Under the bill, Medicare would pay most of the health care costs for eligible beneficiaries and PSHB plans would pay for the cost sharing (for example, copayments and deductibles) when those beneficiaries receive health care services. Consequently, the health claims paid by PSHB plans would be less for annuitants than for postal employees. Because premiums would be based on the expected claims for all people participating in PSHB plans (current USPS employees and annuitants), the premiums would be higher for annuitants and lower for employees than their expected health claims. Under the bill, payments from the PSRHBF would only cover the health claims of USPS annuitants; therefore, the total payments into the PSHB fund would not be sufficient to cover the required payments for premiums for annuitants. Insurance plans probably would not agree to participate in the PSHB program if premiums were not paid in full—consequently, CBO expects that the USPS would have to make additional payments to cover the difference. For purposes of this estimate, CBO assumes the USPS would make those payments to OPM, and that OPM would make premium payments to PSHB plans. Based on an analysis of FEHB premiums and the health care spending of USPS annuitants, CBO estimates that enacting the bill would:
• Decrease on-budget direct spending by $6.6 billion over the 2018-2027 period, for payments from the PSRHBF to PSHB plans; and
• Increase off-budget direct spending by the same amount—$6.6 billion over the 2018-2027 period—for payments from the USPS to OPM.
FEHB. Creating two different groups of federal employees for the purpose of calculating health insurance premiums (FEHB and PSHB) would effectively lower the cost of providing insurance to the nonpostal enrollees who remained in the FEHB program. Premiums charged to nonpostal enrollees in the FEHB program would be based on expected health costs of the employees, annuitants, and dependents remaining in the FEHB program. Because nonpostal enrollees cost FEHB plans slightly less than postal enrollees, on average, CBO estimates that premiums in the FEHB program would be lower than under current law.

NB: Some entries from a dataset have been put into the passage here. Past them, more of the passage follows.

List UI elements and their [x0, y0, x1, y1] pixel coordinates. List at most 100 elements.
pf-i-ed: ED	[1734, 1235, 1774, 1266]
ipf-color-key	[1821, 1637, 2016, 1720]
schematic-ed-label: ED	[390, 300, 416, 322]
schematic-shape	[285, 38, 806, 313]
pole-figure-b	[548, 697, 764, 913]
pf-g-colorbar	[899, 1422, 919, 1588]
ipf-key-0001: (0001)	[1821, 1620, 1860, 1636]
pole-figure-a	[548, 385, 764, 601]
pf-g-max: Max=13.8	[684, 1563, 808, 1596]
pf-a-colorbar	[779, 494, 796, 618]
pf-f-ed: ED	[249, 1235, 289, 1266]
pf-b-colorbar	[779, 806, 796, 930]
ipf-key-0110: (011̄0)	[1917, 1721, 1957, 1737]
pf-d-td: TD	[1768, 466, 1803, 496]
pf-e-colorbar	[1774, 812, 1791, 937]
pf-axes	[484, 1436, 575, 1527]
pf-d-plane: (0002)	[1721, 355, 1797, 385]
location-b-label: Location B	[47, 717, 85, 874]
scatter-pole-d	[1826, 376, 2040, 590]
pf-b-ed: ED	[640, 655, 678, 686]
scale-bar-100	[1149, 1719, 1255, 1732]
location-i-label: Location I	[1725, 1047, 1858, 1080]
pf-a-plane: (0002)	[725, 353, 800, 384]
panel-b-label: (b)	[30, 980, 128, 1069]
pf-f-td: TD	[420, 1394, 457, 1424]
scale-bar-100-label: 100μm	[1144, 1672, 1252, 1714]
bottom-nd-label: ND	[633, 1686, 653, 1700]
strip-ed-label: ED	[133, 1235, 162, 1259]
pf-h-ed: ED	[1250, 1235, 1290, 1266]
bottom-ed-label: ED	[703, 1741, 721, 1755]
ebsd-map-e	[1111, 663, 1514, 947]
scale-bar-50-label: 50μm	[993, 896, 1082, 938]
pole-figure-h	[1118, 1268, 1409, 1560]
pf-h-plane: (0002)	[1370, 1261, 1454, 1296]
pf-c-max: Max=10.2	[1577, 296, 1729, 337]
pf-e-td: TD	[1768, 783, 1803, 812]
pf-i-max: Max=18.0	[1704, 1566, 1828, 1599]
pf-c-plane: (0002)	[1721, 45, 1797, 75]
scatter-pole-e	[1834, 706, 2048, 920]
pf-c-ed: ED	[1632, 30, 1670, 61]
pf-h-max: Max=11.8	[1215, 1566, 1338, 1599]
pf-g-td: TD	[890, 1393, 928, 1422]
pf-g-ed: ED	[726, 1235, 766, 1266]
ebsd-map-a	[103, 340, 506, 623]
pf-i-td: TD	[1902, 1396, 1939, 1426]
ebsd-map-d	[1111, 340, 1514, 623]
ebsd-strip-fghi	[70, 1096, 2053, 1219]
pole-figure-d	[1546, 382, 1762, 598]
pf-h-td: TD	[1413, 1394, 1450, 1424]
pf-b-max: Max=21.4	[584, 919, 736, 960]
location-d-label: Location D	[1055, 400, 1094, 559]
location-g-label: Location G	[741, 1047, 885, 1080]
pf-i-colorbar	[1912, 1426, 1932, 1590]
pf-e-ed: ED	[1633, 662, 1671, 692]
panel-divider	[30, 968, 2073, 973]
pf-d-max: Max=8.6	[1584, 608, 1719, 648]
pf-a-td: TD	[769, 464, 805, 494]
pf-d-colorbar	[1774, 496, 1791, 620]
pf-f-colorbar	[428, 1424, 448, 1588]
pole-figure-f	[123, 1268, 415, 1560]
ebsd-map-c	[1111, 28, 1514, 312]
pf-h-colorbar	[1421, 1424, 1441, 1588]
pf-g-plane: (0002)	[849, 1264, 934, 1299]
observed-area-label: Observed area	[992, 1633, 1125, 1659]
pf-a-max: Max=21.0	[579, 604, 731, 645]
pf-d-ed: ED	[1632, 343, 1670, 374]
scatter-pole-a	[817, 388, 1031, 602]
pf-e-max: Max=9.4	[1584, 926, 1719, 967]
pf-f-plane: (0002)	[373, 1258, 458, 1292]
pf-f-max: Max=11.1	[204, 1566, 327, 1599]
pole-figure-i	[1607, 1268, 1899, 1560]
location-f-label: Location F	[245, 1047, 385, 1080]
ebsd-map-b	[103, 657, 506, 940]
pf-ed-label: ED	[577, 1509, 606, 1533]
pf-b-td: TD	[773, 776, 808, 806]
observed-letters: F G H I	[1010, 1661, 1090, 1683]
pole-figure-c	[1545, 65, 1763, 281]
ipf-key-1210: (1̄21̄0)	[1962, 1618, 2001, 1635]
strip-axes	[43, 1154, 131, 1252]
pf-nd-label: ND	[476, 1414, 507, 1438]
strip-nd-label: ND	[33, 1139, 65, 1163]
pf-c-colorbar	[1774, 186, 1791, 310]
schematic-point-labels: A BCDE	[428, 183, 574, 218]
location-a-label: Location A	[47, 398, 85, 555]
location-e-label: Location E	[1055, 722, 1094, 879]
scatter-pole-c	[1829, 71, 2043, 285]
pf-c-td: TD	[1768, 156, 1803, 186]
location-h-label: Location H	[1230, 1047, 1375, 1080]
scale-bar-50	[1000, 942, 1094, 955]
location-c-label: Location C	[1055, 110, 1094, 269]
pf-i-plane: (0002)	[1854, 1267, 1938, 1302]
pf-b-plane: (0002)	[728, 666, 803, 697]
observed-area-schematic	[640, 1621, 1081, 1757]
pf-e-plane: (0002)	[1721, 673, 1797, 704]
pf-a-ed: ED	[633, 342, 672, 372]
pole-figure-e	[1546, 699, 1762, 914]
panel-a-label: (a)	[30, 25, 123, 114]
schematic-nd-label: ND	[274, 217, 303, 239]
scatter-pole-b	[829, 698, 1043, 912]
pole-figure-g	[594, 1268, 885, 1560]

The estimated reduction in federal costs results from lower federal payments for the government’s share of FEHB premiums. In 2016, the federal government contributions to the premiums of the nonpostal enrollees in the FEHB program averaged 71 percent of premiums. In total, CBO estimates that:
• Enacting the bill would reduce on-budget direct spending for the premiums of nonpostal annuitants by about $1.4 billion over the 2018-2027 period (premium payments for annuitants are classified as direct spending); and
• Implementing the bill would reduce federal outlays for health insurance premiums for nonpostal employees by about $1.9 billion over the 2018-2027 period (the government’s contributions for premiums for active employees are subject to appropriation and thus classified as discretionary spending).